Undiscovered archaeological resources on the property, including burial sites, may also help the organization identify enslaved men and women there.

“And then you can add the story of the enslaved people’s lives there,” he added. “Because if they get that land and they get out there and start doing archeology, who knows what they’re gonna find about the enslaved people’s lives in that area.”

Don Kline, a retired Navy officer who gives historic tours in Williamsburg, lives adjacent to the land and said that it would be a “huge win” if the American Battlefield Trust is able to preserve it.

“If the Trust is successful and we’re able to preserve it and properly interpret it, put signage up, maybe some trails or however it’s going to end up being developed, it’s only going to improve our property values here in this community,” he said.

Calling it a “microcosm of U.S. history,” Kline noted the uniqueness of the property.

“It’s definitely worth conserving and interpreting,” he said.

Brasher said that preserving the land would also bring more economic opportunity to the area.

“You’ve got a Civil War story thats largely not interpreted in that area.

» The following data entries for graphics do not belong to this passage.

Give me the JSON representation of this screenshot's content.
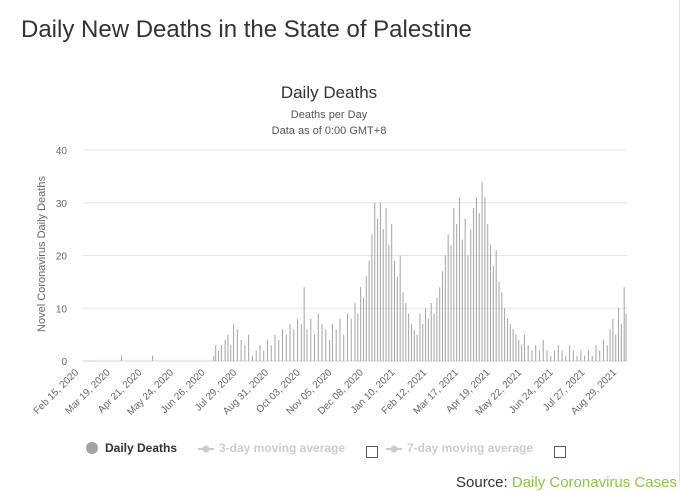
{
  "page_title": "Daily New Deaths in the State of Palestine",
  "source": {
    "label": "Source:",
    "link_text": "Daily Coronavirus Cases"
  },
  "colors": {
    "bar": "#a3a3a3",
    "legend_inactive": "#cccccc",
    "link": "#8dc63f"
  },
  "chart_data": {
    "type": "bar",
    "title": "Daily Deaths",
    "subtitle_lines": [
      "Deaths per Day",
      "Data as of 0:00 GMT+8"
    ],
    "ylabel": "Novel Coronavirus Daily Deaths",
    "ylim": [
      0,
      40
    ],
    "yticks": [
      0,
      10,
      20,
      30,
      40
    ],
    "grid": true,
    "x_start": "2020-02-15",
    "x_end": "2021-09-15",
    "xtick_labels": [
      "Feb 15, 2020",
      "Mar 19, 2020",
      "Apr 21, 2020",
      "May 24, 2020",
      "Jun 26, 2020",
      "Jul 29, 2020",
      "Aug 31, 2020",
      "Oct 03, 2020",
      "Nov 05, 2020",
      "Dec 08, 2020",
      "Jan 10, 2021",
      "Feb 12, 2021",
      "Mar 17, 2021",
      "Apr 19, 2021",
      "May 22, 2021",
      "Jun 24, 2021",
      "Jul 27, 2021",
      "Aug 29, 2021"
    ],
    "legend": [
      {
        "name": "Daily Deaths",
        "active": true
      },
      {
        "name": "3-day moving average",
        "active": false
      },
      {
        "name": "7-day moving average",
        "active": false
      }
    ],
    "legend_position": "bottom",
    "series": [
      {
        "name": "Daily Deaths",
        "points": [
          {
            "date": "2020-03-27",
            "value": 1
          },
          {
            "date": "2020-04-29",
            "value": 1
          },
          {
            "date": "2020-07-03",
            "value": 1
          },
          {
            "date": "2020-07-05",
            "value": 3
          },
          {
            "date": "2020-07-08",
            "value": 2
          },
          {
            "date": "2020-07-11",
            "value": 3
          },
          {
            "date": "2020-07-15",
            "value": 4
          },
          {
            "date": "2020-07-18",
            "value": 5
          },
          {
            "date": "2020-07-21",
            "value": 3
          },
          {
            "date": "2020-07-24",
            "value": 7
          },
          {
            "date": "2020-07-28",
            "value": 6
          },
          {
            "date": "2020-08-01",
            "value": 4
          },
          {
            "date": "2020-08-05",
            "value": 3
          },
          {
            "date": "2020-08-09",
            "value": 5
          },
          {
            "date": "2020-08-13",
            "value": 1
          },
          {
            "date": "2020-08-17",
            "value": 2
          },
          {
            "date": "2020-08-21",
            "value": 3
          },
          {
            "date": "2020-08-25",
            "value": 2
          },
          {
            "date": "2020-08-29",
            "value": 4
          },
          {
            "date": "2020-09-02",
            "value": 3
          },
          {
            "date": "2020-09-06",
            "value": 5
          },
          {
            "date": "2020-09-10",
            "value": 4
          },
          {
            "date": "2020-09-14",
            "value": 6
          },
          {
            "date": "2020-09-18",
            "value": 5
          },
          {
            "date": "2020-09-22",
            "value": 7
          },
          {
            "date": "2020-09-26",
            "value": 6
          },
          {
            "date": "2020-09-30",
            "value": 8
          },
          {
            "date": "2020-10-04",
            "value": 7
          },
          {
            "date": "2020-10-07",
            "value": 14
          },
          {
            "date": "2020-10-10",
            "value": 6
          },
          {
            "date": "2020-10-14",
            "value": 8
          },
          {
            "date": "2020-10-18",
            "value": 5
          },
          {
            "date": "2020-10-22",
            "value": 9
          },
          {
            "date": "2020-10-26",
            "value": 7
          },
          {
            "date": "2020-10-30",
            "value": 6
          },
          {
            "date": "2020-11-03",
            "value": 4
          },
          {
            "date": "2020-11-06",
            "value": 7
          },
          {
            "date": "2020-11-10",
            "value": 6
          },
          {
            "date": "2020-11-14",
            "value": 8
          },
          {
            "date": "2020-11-18",
            "value": 5
          },
          {
            "date": "2020-11-22",
            "value": 9
          },
          {
            "date": "2020-11-26",
            "value": 8
          },
          {
            "date": "2020-11-30",
            "value": 11
          },
          {
            "date": "2020-12-03",
            "value": 9
          },
          {
            "date": "2020-12-06",
            "value": 14
          },
          {
            "date": "2020-12-09",
            "value": 12
          },
          {
            "date": "2020-12-12",
            "value": 16
          },
          {
            "date": "2020-12-15",
            "value": 19
          },
          {
            "date": "2020-12-18",
            "value": 24
          },
          {
            "date": "2020-12-21",
            "value": 30
          },
          {
            "date": "2020-12-24",
            "value": 27
          },
          {
            "date": "2020-12-27",
            "value": 30
          },
          {
            "date": "2020-12-30",
            "value": 25
          },
          {
            "date": "2021-01-02",
            "value": 29
          },
          {
            "date": "2021-01-05",
            "value": 22
          },
          {
            "date": "2021-01-08",
            "value": 26
          },
          {
            "date": "2021-01-11",
            "value": 19
          },
          {
            "date": "2021-01-14",
            "value": 16
          },
          {
            "date": "2021-01-17",
            "value": 20
          },
          {
            "date": "2021-01-20",
            "value": 13
          },
          {
            "date": "2021-01-23",
            "value": 11
          },
          {
            "date": "2021-01-26",
            "value": 9
          },
          {
            "date": "2021-01-29",
            "value": 7
          },
          {
            "date": "2021-02-01",
            "value": 6
          },
          {
            "date": "2021-02-04",
            "value": 5
          },
          {
            "date": "2021-02-07",
            "value": 9
          },
          {
            "date": "2021-02-10",
            "value": 7
          },
          {
            "date": "2021-02-13",
            "value": 10
          },
          {
            "date": "2021-02-16",
            "value": 8
          },
          {
            "date": "2021-02-19",
            "value": 11
          },
          {
            "date": "2021-02-22",
            "value": 9
          },
          {
            "date": "2021-02-25",
            "value": 12
          },
          {
            "date": "2021-02-28",
            "value": 14
          },
          {
            "date": "2021-03-03",
            "value": 17
          },
          {
            "date": "2021-03-06",
            "value": 20
          },
          {
            "date": "2021-03-09",
            "value": 24
          },
          {
            "date": "2021-03-12",
            "value": 22
          },
          {
            "date": "2021-03-15",
            "value": 29
          },
          {
            "date": "2021-03-18",
            "value": 26
          },
          {
            "date": "2021-03-21",
            "value": 31
          },
          {
            "date": "2021-03-24",
            "value": 23
          },
          {
            "date": "2021-03-27",
            "value": 27
          },
          {
            "date": "2021-03-30",
            "value": 20
          },
          {
            "date": "2021-04-02",
            "value": 25
          },
          {
            "date": "2021-04-05",
            "value": 29
          },
          {
            "date": "2021-04-08",
            "value": 31
          },
          {
            "date": "2021-04-11",
            "value": 28
          },
          {
            "date": "2021-04-14",
            "value": 34
          },
          {
            "date": "2021-04-17",
            "value": 31
          },
          {
            "date": "2021-04-20",
            "value": 26
          },
          {
            "date": "2021-04-23",
            "value": 22
          },
          {
            "date": "2021-04-26",
            "value": 18
          },
          {
            "date": "2021-04-29",
            "value": 21
          },
          {
            "date": "2021-05-02",
            "value": 15
          },
          {
            "date": "2021-05-05",
            "value": 13
          },
          {
            "date": "2021-05-08",
            "value": 10
          },
          {
            "date": "2021-05-11",
            "value": 8
          },
          {
            "date": "2021-05-14",
            "value": 7
          },
          {
            "date": "2021-05-17",
            "value": 6
          },
          {
            "date": "2021-05-20",
            "value": 5
          },
          {
            "date": "2021-05-23",
            "value": 4
          },
          {
            "date": "2021-05-26",
            "value": 3
          },
          {
            "date": "2021-05-29",
            "value": 5
          },
          {
            "date": "2021-06-02",
            "value": 3
          },
          {
            "date": "2021-06-06",
            "value": 2
          },
          {
            "date": "2021-06-10",
            "value": 3
          },
          {
            "date": "2021-06-14",
            "value": 2
          },
          {
            "date": "2021-06-18",
            "value": 4
          },
          {
            "date": "2021-06-22",
            "value": 2
          },
          {
            "date": "2021-06-26",
            "value": 1
          },
          {
            "date": "2021-06-30",
            "value": 2
          },
          {
            "date": "2021-07-04",
            "value": 3
          },
          {
            "date": "2021-07-08",
            "value": 2
          },
          {
            "date": "2021-07-12",
            "value": 1
          },
          {
            "date": "2021-07-16",
            "value": 3
          },
          {
            "date": "2021-07-20",
            "value": 2
          },
          {
            "date": "2021-07-24",
            "value": 1
          },
          {
            "date": "2021-07-28",
            "value": 2
          },
          {
            "date": "2021-08-01",
            "value": 1
          },
          {
            "date": "2021-08-05",
            "value": 2
          },
          {
            "date": "2021-08-09",
            "value": 1
          },
          {
            "date": "2021-08-13",
            "value": 3
          },
          {
            "date": "2021-08-17",
            "value": 2
          },
          {
            "date": "2021-08-21",
            "value": 4
          },
          {
            "date": "2021-08-25",
            "value": 3
          },
          {
            "date": "2021-08-28",
            "value": 6
          },
          {
            "date": "2021-08-31",
            "value": 8
          },
          {
            "date": "2021-09-03",
            "value": 5
          },
          {
            "date": "2021-09-06",
            "value": 10
          },
          {
            "date": "2021-09-09",
            "value": 7
          },
          {
            "date": "2021-09-12",
            "value": 14
          },
          {
            "date": "2021-09-14",
            "value": 9
          }
        ]
      }
    ]
  }
}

The fact that the Civil War story in that area hasn’t been told is really a shame,” he said. “So if the National Park Service were able to get that land and start interpreting that story, just think about what a boom that would be for that area. Because now you’re not only getting the Colonial Williamsburg visitor, but you’re going to start getting the Civil War visitor.” 

The $4.6 million matching grant from NPS is the largest in the two-decade history of the federal ABPP.

The American Battlefield Trust also acquired a 29-acre tract at the Bloody Ravine from the Colonial Williamsburg Foundation through grants from ABPP and the Commonwealth of Virginia, as well as donations from Trust members last December.

The nonprofit organization, which is dedicated to preserving battlegrounds and educating the public about what happened there, has protected nearly 54,000 acres connected to the Revolutionary War, War of 1812 and Civil War.